Ce fut par une délicieuse soirée de printemps que Mario, courant dans la prairie de l’enclos avec Lauriane, tous deux riant d’une voix aussi harmonieuse que le chant des rossignols, vit accourir Mercédès effrayée.

— Venez, venez, ma bien-aimée dame, dit la Morisque en entourant de ses bras sa jeune amie ; tâchons de fuir, on ne vous prendra qu’après m’avoir tuée.

— Et moi donc ! s’écria Mario en ramassant sa petite rapière, dont il s’était débarrassé pour jouer. Mais qu’est-ce donc, Mercédès ?

Mercédès n’avait pas le temps de s’expliquer. Elle savait que l’huis était gardé par les soldats de la prévôté ; elle voulait essayer de rentrer au château en cachant Lauriane sous sa mante, et de la faire évader par le passage secret.

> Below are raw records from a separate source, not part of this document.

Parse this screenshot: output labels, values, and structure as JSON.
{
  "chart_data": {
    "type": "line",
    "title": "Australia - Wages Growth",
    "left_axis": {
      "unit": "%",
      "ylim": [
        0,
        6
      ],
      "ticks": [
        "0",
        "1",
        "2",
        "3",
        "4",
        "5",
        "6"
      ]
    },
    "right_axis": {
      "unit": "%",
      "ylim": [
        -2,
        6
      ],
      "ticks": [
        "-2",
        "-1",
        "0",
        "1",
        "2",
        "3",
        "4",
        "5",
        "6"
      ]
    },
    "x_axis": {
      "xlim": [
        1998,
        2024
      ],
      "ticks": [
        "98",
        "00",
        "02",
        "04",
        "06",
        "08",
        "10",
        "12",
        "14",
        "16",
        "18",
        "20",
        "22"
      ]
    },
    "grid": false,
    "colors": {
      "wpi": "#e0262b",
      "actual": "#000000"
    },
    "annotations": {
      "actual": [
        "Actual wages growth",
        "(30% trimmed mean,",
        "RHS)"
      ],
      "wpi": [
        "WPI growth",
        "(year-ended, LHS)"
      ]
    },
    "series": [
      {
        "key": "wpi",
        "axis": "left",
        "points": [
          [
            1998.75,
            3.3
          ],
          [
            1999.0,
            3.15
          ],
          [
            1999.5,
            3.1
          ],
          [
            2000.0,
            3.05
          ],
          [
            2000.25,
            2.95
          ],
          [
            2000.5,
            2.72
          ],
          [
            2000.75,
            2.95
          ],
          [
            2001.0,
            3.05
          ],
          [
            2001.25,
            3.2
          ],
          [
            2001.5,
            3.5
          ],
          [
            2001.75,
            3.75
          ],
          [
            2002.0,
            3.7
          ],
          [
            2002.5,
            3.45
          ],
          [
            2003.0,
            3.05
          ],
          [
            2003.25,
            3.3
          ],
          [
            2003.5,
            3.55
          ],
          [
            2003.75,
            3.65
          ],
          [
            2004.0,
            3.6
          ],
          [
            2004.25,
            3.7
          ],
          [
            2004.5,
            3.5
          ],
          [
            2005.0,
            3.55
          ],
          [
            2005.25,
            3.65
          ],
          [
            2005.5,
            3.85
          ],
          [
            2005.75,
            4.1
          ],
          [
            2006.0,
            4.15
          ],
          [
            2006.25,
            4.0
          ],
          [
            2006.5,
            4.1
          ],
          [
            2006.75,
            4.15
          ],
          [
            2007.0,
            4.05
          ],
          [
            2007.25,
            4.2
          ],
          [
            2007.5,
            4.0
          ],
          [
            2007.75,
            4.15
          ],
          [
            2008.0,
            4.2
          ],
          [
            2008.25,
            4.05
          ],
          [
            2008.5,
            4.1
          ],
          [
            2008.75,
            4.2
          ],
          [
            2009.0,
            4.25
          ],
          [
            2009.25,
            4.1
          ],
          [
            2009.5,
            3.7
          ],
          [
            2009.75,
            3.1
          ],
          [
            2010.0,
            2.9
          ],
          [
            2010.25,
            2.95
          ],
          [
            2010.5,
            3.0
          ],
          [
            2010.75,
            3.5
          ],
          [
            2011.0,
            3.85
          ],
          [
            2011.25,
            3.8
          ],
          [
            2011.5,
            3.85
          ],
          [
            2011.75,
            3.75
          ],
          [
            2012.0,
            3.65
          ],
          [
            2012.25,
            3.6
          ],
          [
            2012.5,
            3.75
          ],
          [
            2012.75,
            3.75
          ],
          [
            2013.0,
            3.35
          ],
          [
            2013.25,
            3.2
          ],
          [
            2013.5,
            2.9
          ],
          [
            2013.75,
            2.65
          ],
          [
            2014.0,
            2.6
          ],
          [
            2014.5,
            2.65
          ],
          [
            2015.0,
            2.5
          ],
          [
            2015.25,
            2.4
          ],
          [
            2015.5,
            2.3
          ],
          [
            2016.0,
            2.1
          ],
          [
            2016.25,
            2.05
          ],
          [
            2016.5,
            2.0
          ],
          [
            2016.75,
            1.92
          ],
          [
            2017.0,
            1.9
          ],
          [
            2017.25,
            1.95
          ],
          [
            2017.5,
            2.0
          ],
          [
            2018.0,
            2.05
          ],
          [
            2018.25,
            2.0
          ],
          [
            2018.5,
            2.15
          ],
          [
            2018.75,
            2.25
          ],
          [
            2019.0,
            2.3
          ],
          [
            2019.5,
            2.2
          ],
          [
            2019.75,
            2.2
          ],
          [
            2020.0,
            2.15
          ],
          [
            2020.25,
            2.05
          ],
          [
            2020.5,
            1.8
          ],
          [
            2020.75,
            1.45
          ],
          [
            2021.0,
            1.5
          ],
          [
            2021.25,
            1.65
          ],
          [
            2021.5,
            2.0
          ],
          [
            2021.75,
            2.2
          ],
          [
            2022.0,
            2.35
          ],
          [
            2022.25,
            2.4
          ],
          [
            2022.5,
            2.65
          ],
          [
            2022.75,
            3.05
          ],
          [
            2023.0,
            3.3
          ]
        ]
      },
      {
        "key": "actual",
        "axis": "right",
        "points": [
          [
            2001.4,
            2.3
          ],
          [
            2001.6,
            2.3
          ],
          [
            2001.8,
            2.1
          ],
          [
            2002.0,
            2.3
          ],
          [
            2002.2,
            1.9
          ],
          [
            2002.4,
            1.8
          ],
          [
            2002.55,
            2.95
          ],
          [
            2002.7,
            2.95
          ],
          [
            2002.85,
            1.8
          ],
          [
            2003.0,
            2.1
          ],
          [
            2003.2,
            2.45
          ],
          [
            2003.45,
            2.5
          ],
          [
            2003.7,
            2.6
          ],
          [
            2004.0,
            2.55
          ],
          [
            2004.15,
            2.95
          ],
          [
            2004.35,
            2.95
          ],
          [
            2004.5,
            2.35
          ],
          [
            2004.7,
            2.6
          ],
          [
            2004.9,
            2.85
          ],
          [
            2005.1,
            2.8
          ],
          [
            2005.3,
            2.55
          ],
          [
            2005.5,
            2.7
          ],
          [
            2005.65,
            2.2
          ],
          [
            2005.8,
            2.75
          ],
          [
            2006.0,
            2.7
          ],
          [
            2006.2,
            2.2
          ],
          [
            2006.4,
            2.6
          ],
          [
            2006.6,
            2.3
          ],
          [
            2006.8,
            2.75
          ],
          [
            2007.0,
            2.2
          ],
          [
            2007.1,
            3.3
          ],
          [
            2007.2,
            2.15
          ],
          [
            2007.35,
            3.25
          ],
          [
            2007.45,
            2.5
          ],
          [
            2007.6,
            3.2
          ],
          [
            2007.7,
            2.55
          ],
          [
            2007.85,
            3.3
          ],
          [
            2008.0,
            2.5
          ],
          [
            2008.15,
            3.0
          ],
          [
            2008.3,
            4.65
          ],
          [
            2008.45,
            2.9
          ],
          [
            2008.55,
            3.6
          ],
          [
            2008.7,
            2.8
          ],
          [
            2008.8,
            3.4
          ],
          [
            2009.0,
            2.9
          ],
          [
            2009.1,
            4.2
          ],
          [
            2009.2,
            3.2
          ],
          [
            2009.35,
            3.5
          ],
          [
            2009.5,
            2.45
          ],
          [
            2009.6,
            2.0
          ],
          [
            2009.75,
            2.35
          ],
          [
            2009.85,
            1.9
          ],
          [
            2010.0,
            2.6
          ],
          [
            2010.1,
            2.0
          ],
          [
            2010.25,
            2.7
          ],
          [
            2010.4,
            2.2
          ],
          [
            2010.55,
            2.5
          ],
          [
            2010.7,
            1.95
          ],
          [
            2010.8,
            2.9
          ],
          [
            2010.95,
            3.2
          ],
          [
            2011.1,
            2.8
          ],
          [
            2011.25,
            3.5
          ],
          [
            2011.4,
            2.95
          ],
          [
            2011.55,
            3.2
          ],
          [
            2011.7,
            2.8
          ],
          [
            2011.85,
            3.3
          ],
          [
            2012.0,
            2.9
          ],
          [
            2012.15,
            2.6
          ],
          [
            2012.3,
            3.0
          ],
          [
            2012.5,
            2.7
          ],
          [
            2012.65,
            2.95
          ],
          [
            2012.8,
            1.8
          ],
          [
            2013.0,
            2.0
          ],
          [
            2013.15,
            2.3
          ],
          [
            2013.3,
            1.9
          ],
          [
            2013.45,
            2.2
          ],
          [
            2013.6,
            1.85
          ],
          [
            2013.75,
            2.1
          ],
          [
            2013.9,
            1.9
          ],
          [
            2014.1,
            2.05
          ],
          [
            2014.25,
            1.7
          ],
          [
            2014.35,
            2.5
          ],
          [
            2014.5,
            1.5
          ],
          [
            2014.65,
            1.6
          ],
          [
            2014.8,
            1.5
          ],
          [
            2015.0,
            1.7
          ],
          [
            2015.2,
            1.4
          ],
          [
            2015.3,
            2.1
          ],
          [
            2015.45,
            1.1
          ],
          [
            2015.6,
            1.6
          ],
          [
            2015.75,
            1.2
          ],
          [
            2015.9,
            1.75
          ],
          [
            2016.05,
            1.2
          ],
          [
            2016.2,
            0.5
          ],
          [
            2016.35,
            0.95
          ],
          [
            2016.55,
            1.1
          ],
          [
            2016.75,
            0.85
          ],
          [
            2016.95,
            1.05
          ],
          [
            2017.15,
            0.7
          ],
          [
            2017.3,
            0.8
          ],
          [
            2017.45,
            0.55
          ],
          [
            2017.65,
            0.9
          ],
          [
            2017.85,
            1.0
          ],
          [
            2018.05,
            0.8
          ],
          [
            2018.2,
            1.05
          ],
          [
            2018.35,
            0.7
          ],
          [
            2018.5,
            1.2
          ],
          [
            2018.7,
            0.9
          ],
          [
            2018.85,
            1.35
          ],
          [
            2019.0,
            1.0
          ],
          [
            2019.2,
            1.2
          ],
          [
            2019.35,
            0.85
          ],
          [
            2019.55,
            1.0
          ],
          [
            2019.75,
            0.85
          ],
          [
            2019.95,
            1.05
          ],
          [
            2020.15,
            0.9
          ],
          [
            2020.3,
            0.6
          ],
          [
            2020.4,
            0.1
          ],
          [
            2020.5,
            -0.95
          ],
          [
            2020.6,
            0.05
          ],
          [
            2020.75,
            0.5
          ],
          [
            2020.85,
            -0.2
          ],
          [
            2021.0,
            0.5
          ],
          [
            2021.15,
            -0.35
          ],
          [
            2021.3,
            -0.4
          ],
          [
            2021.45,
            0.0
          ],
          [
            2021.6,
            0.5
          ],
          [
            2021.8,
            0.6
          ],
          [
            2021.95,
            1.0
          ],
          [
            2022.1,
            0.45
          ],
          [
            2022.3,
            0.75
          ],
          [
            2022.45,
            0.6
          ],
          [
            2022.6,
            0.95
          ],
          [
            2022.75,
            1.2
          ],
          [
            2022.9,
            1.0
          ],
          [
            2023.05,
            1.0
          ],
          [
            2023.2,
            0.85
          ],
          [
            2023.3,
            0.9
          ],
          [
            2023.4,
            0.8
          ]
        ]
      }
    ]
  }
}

Mais l’entreprise était impossible, et Mario s’y opposa en voyant que l’huisset était également gardé.

Pendant qu’ils délibéraient, le marquis était fort en peine : il avait déclaré aux agents de la prévôté, qui lui exhibaient leurs pouvoirs en bonne forme, que madame de Beuvre était sortie à cheval avec son fils. Mais, comme on exigeait sa parole d’honneur et qu’il feignait d’être offensé du soupçon, afin de se dispenser de faire un faux serment, le soupçon grossissait, et, tout en lui demandant humblement pardon, on gardait les huis au nom du roi, et on procédait à de minutieuses perquisitions dans la maison.

La garde prévôtale de La Châtre n’était pas si nombreuse et si bien équipée qu’elle eût pu envoyer une grosse troupe à Briantes.

En outre, officiers et soldats obéissaient à contrecœur, et eussent fort souhaité de ne point fâcher le bon M. de Bois-Doré. Mais ils craignaient d’être dénoncés à M. le Prince, qui était fort redouté dans la ville et dans le pays.

Ils faisaient donc consciencieusement leur office, espérant que M. de Bois-Doré ferait menace et résistance, auquel cas, n’étant peut-être pas les plus forts, ils étaient tout prêts et tout disposés à déguerpir, comme c’était assez la coutume dans les différends entre la force provinciale exécutive et les seigneurs de campagne récalcitrants.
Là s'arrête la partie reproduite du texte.